AML Basel index is country risk ranking which focuses on money laundering/ terrorist financing risk, consisting of 14 indicators of assessment.
Out of 140 countries, India has been ranked 93rd and 70th in 2012 and 2013 respectively with a score of 6.05 in 2012 and 5.95 in 2013, as compared to Norway, which has a score of 2.36 and ranks No. 1 in the Anti Money Laundering (AML) Basel Index 2013.
This clearly shows that India, in the present-day scenario, is very vulnerable to money laundering activities and is a high risk zone.
Many acts exist in India, which directly or indirectly curbs money laundering activities.A few of such acts are:
The Conservation of Foreign Exchange and Prevention of Smuggling Activities Act, 1974, The Income Tax Act, 1961, The Benami Transactions (Prohibition) Act, 1988, The Indian Penal Code and Code of Criminal Procedure, 1973 , The Narcotic Drugs and Psychotropic Substances Act, 1985
They proved to be inadequate in the treatment of money laundering matters.
In 2002, the Parliament of India passed an act called the Prevention of Money Laundering Act, 2002 (PMLA).
The main objectives of this act are to prevent money-laundering as well as to provide for confiscation of property either derived from or involved in, money-launderingand to deal with any other issue connected with money laundering in India.
Section 12 (1) describes the obligations that banks, other financial institutions, and intermediaries have to
(a) Maintain records that detail the nature and value of transactions, whether such transactions comprise a single transaction or a series of connected transactions, and where these transactions take place within a month.
(b) Furnish information on transactions referred to in clause (a) to the Director within the time prescribed, including records of the identity of all its clients.
Section 12 (2) prescribes that the records referred to in sub-section (1) as mentioned above, must be maintained for ten years after the transactions finished.
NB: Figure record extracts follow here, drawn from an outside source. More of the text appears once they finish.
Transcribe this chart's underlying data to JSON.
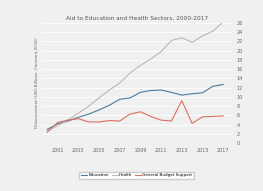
{
  "title": "Aid to Education and Health Sectors, 2000-2017",
  "ylabel": "Disbursement (USD Billions, Constant 2016)",
  "ylim": [
    0,
    26
  ],
  "yticks": [
    0,
    2,
    4,
    6,
    8,
    10,
    12,
    14,
    16,
    18,
    20,
    22,
    24,
    26
  ],
  "years": [
    2000,
    2001,
    2002,
    2003,
    2004,
    2005,
    2006,
    2007,
    2008,
    2009,
    2010,
    2011,
    2012,
    2013,
    2014,
    2015,
    2016,
    2017
  ],
  "education": [
    3.0,
    4.2,
    4.8,
    5.6,
    6.3,
    7.2,
    8.2,
    9.5,
    9.8,
    11.0,
    11.4,
    11.5,
    11.0,
    10.4,
    10.7,
    10.9,
    12.3,
    12.7
  ],
  "health": [
    2.6,
    3.8,
    5.0,
    6.5,
    8.0,
    9.8,
    11.5,
    13.0,
    15.2,
    16.8,
    18.2,
    19.8,
    22.2,
    22.8,
    21.8,
    23.2,
    24.2,
    26.2
  ],
  "gbs": [
    2.4,
    4.5,
    5.0,
    5.3,
    4.6,
    4.6,
    4.9,
    4.8,
    6.3,
    6.8,
    5.8,
    5.0,
    4.8,
    9.2,
    4.3,
    5.7,
    5.8,
    5.9
  ],
  "education_color": "#4a7b9d",
  "health_color": "#b8b8b8",
  "gbs_color": "#d97060",
  "background_color": "#f0f0f0",
  "xticks": [
    2001,
    2003,
    2005,
    2007,
    2009,
    2011,
    2013,
    2015,
    2017
  ]
}
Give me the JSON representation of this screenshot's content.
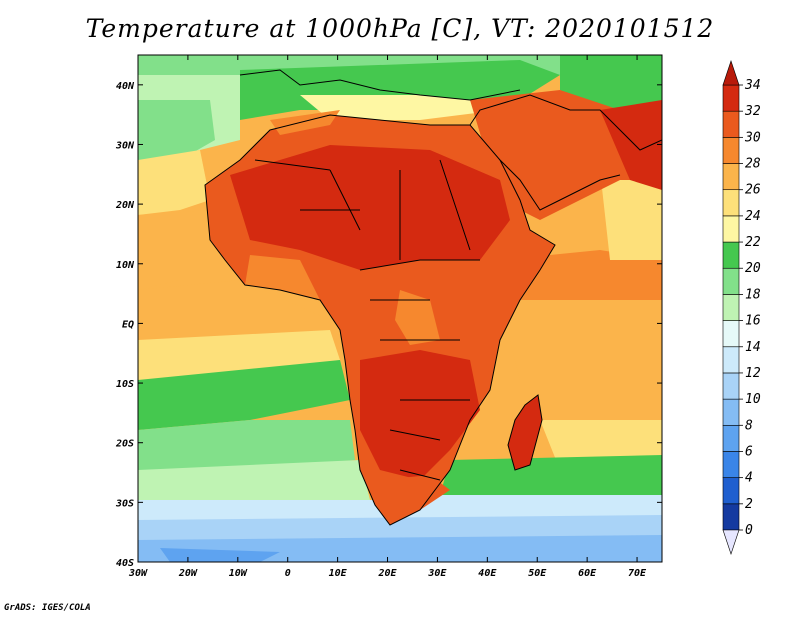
{
  "title": "Temperature at 1000hPa [C], VT: 2020101512",
  "credit": "GrADS: IGES/COLA",
  "map": {
    "projection": "latlon",
    "lon_range": [
      -30,
      75
    ],
    "lat_range": [
      -40,
      45
    ],
    "lon_ticks": [
      {
        "v": -30,
        "label": "30W"
      },
      {
        "v": -20,
        "label": "20W"
      },
      {
        "v": -10,
        "label": "10W"
      },
      {
        "v": 0,
        "label": "0"
      },
      {
        "v": 10,
        "label": "10E"
      },
      {
        "v": 20,
        "label": "20E"
      },
      {
        "v": 30,
        "label": "30E"
      },
      {
        "v": 40,
        "label": "40E"
      },
      {
        "v": 50,
        "label": "50E"
      },
      {
        "v": 60,
        "label": "60E"
      },
      {
        "v": 70,
        "label": "70E"
      }
    ],
    "lat_ticks": [
      {
        "v": 40,
        "label": "40N"
      },
      {
        "v": 30,
        "label": "30N"
      },
      {
        "v": 20,
        "label": "20N"
      },
      {
        "v": 10,
        "label": "10N"
      },
      {
        "v": 0,
        "label": "EQ"
      },
      {
        "v": -10,
        "label": "10S"
      },
      {
        "v": -20,
        "label": "20S"
      },
      {
        "v": -30,
        "label": "30S"
      },
      {
        "v": -40,
        "label": "40S"
      }
    ]
  },
  "colorbar": {
    "levels": [
      "0",
      "2",
      "4",
      "6",
      "8",
      "10",
      "12",
      "14",
      "16",
      "18",
      "20",
      "22",
      "24",
      "26",
      "28",
      "30",
      "32",
      "34"
    ],
    "colors": [
      "#0a1a6b",
      "#143aa0",
      "#1f5fcf",
      "#3a85e8",
      "#5ea3f0",
      "#84bcf4",
      "#a9d3f7",
      "#cdeafb",
      "#e6f9f8",
      "#bff3b3",
      "#82e08a",
      "#45c84f",
      "#fef7a3",
      "#fde07a",
      "#fbb44b",
      "#f6882e",
      "#ea5a1e",
      "#d42a10",
      "#b81a0a"
    ],
    "under_color": "#e6e6ff",
    "over_color": "#b81a0a"
  }
}
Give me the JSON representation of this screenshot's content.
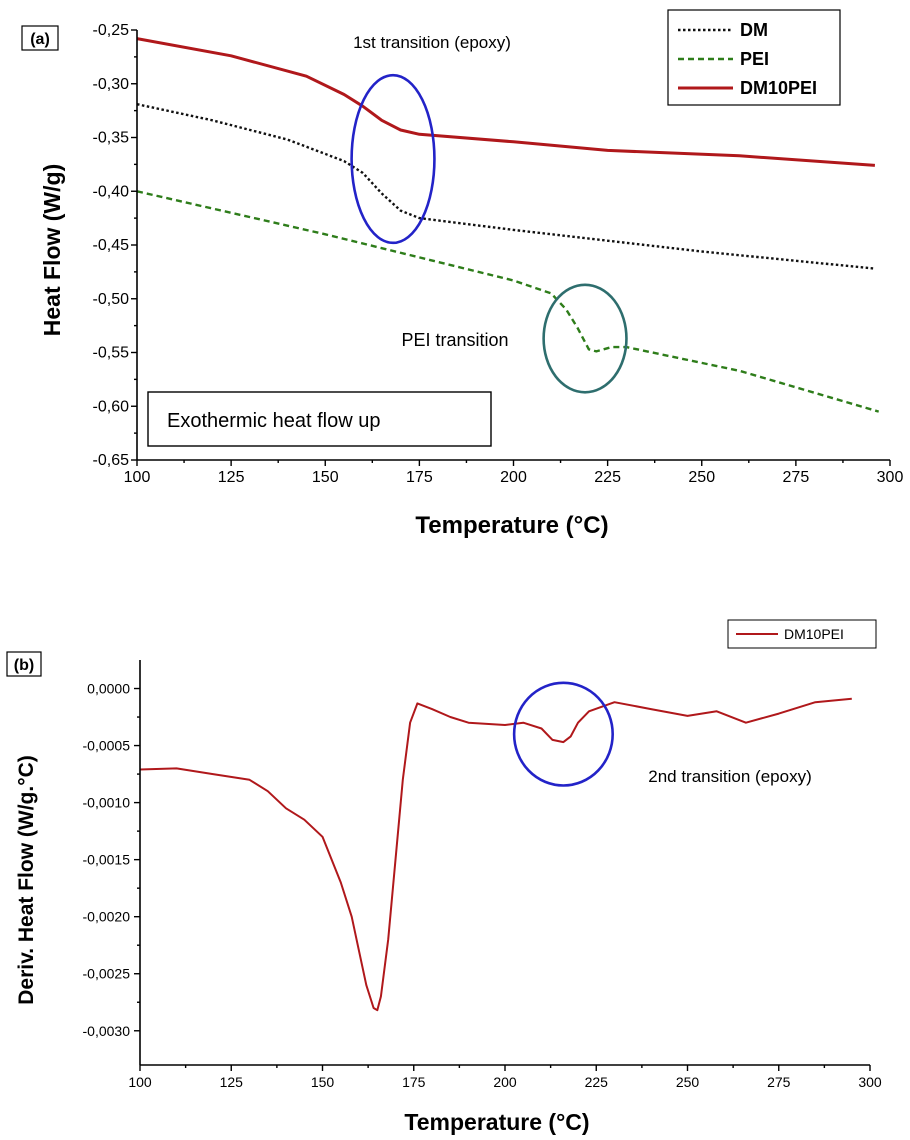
{
  "chart_data": [
    {
      "type": "line",
      "panel_label": "(a)",
      "xlabel": "Temperature (°C)",
      "ylabel": "Heat Flow (W/g)",
      "xlim": [
        100,
        300
      ],
      "ylim": [
        -0.65,
        -0.25
      ],
      "x_ticks": [
        100,
        125,
        150,
        175,
        200,
        225,
        250,
        275,
        300
      ],
      "x_tick_labels": [
        "100",
        "125",
        "150",
        "175",
        "200",
        "225",
        "250",
        "275",
        "300"
      ],
      "y_ticks": [
        -0.25,
        -0.3,
        -0.35,
        -0.4,
        -0.45,
        -0.5,
        -0.55,
        -0.6,
        -0.65
      ],
      "y_tick_labels": [
        "-0,25",
        "-0,30",
        "-0,35",
        "-0,40",
        "-0,45",
        "-0,50",
        "-0,55",
        "-0,60",
        "-0,65"
      ],
      "grid": false,
      "legend_position": "top-right",
      "series": [
        {
          "name": "DM",
          "color": "#111111",
          "style": "dotted",
          "points": [
            [
              100,
              -0.319
            ],
            [
              120,
              -0.334
            ],
            [
              140,
              -0.352
            ],
            [
              155,
              -0.372
            ],
            [
              160,
              -0.383
            ],
            [
              165,
              -0.402
            ],
            [
              170,
              -0.418
            ],
            [
              175,
              -0.425
            ],
            [
              200,
              -0.436
            ],
            [
              250,
              -0.456
            ],
            [
              296,
              -0.472
            ]
          ]
        },
        {
          "name": "PEI",
          "color": "#2e7d1a",
          "style": "dashed",
          "points": [
            [
              100,
              -0.4
            ],
            [
              150,
              -0.44
            ],
            [
              200,
              -0.483
            ],
            [
              210,
              -0.495
            ],
            [
              214,
              -0.51
            ],
            [
              217,
              -0.527
            ],
            [
              220,
              -0.547
            ],
            [
              222,
              -0.549
            ],
            [
              226,
              -0.545
            ],
            [
              230,
              -0.545
            ],
            [
              260,
              -0.567
            ],
            [
              297,
              -0.605
            ]
          ]
        },
        {
          "name": "DM10PEI",
          "color": "#b0181b",
          "style": "solid",
          "points": [
            [
              100,
              -0.258
            ],
            [
              125,
              -0.274
            ],
            [
              145,
              -0.293
            ],
            [
              155,
              -0.31
            ],
            [
              160,
              -0.321
            ],
            [
              165,
              -0.334
            ],
            [
              170,
              -0.343
            ],
            [
              175,
              -0.347
            ],
            [
              200,
              -0.354
            ],
            [
              225,
              -0.362
            ],
            [
              260,
              -0.367
            ],
            [
              296,
              -0.376
            ]
          ]
        }
      ],
      "annotations": [
        {
          "text": "1st transition (epoxy)",
          "color": "#2323c8"
        },
        {
          "text": "PEI transition",
          "color": "#2323c8"
        },
        {
          "text": "Exothermic heat flow up",
          "color": "#000000"
        }
      ],
      "circles": [
        {
          "name": "epoxy-1st",
          "center": [
            168,
            -0.37
          ],
          "rx_deg": 11,
          "ry_wg": 0.078,
          "color": "#2323c8"
        },
        {
          "name": "pei",
          "center": [
            219,
            -0.537
          ],
          "rx_deg": 11,
          "ry_wg": 0.05,
          "color": "#2e6e6e"
        }
      ]
    },
    {
      "type": "line",
      "panel_label": "(b)",
      "xlabel": "Temperature (°C)",
      "ylabel": "Deriv. Heat Flow (W/g.°C)",
      "xlim": [
        100,
        300
      ],
      "ylim": [
        -0.0033,
        0.00025
      ],
      "x_ticks": [
        100,
        125,
        150,
        175,
        200,
        225,
        250,
        275,
        300
      ],
      "x_tick_labels": [
        "100",
        "125",
        "150",
        "175",
        "200",
        "225",
        "250",
        "275",
        "300"
      ],
      "y_ticks": [
        0.0,
        -0.0005,
        -0.001,
        -0.0015,
        -0.002,
        -0.0025,
        -0.003
      ],
      "y_tick_labels": [
        "0,0000",
        "-0,0005",
        "-0,0010",
        "-0,0015",
        "-0,0020",
        "-0,0025",
        "-0,0030"
      ],
      "grid": false,
      "legend_position": "top-right",
      "series": [
        {
          "name": "DM10PEI",
          "color": "#b0181b",
          "style": "solid",
          "points": [
            [
              100,
              -0.00071
            ],
            [
              110,
              -0.0007
            ],
            [
              120,
              -0.00075
            ],
            [
              130,
              -0.0008
            ],
            [
              135,
              -0.0009
            ],
            [
              140,
              -0.00105
            ],
            [
              145,
              -0.00115
            ],
            [
              150,
              -0.0013
            ],
            [
              155,
              -0.0017
            ],
            [
              158,
              -0.002
            ],
            [
              160,
              -0.0023
            ],
            [
              162,
              -0.0026
            ],
            [
              164,
              -0.0028
            ],
            [
              165,
              -0.00282
            ],
            [
              166,
              -0.0027
            ],
            [
              168,
              -0.0022
            ],
            [
              170,
              -0.0015
            ],
            [
              172,
              -0.0008
            ],
            [
              174,
              -0.0003
            ],
            [
              176,
              -0.00013
            ],
            [
              180,
              -0.00018
            ],
            [
              185,
              -0.00025
            ],
            [
              190,
              -0.0003
            ],
            [
              200,
              -0.00032
            ],
            [
              205,
              -0.0003
            ],
            [
              210,
              -0.00035
            ],
            [
              213,
              -0.00045
            ],
            [
              216,
              -0.00047
            ],
            [
              218,
              -0.00042
            ],
            [
              220,
              -0.0003
            ],
            [
              223,
              -0.0002
            ],
            [
              230,
              -0.00012
            ],
            [
              240,
              -0.00018
            ],
            [
              250,
              -0.00024
            ],
            [
              258,
              -0.0002
            ],
            [
              266,
              -0.0003
            ],
            [
              275,
              -0.00022
            ],
            [
              285,
              -0.00012
            ],
            [
              295,
              -9e-05
            ]
          ]
        }
      ],
      "annotations": [
        {
          "text": "2nd transition (epoxy)",
          "color": "#2323c8"
        }
      ],
      "circles": [
        {
          "name": "epoxy-2nd",
          "center": [
            216,
            -0.0004
          ],
          "rx_deg": 13.5,
          "ry_wg": 0.00045,
          "color": "#2323c8"
        }
      ]
    }
  ]
}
It is handled by the Indian Income Tax Department.
Banks must record all transactions over Rs. 10 Lakhs. Banks must maintain these records for 10 years. Banks also must make cash transaction reports (CTRs) and suspicious transaction reports over RS. 10 Lakhs within 7 days of doubt. They must submit the report to the enforcement directorate and income tax department
Cases are investigated by the Enforcement Directorate and Indian Income Tax Department
The Financial intelligence Unit (FIU) operates in the legal framework established by the PMLA. FIU performs the basic functions of receipt, analysis and dissemination of information in accordance with the international standards set up by the Financial Action Task Force (FATF) and Egmont Group of FIUs.
As prescribed under the PMLA, FIU receives reports on cash transactions, suspicious transactions, counterfeit currency transactions and funds received by non-profit organizations.
These reports are filed by reporting entities i.e. banks, financial institutions and capital market intermediaries, casinos, private locker operators, registrar to an issue of shares and dealers in precious metals.
FIU maintains a database and shares these reports with various agencies.
The objective of Know your Customer (KYC) guideline is to prevent banks from being used, intentionally or unintentionally, by criminal elements for money laundering or terrorist financing activities.
In order to prevent identity theft, identity fraud, money laundering, terrorist financing, etc., the RBI had directed all banks and financial institutions to put in place a policy framework to know their customers before opening any account.
The KYC guidelines were introduced by RBI in 2002, and all banks were instructed to be compliant by 31st Dec 2005.
The earlier provisions of the Act lacked the prowess for due legislative action. Hence, the scope was broadened in 2013 to include concealment, possession, acquisition or use of property, and projecting or claiming it as untainted property. Commodity future brokers have also been included within the scope of the Act.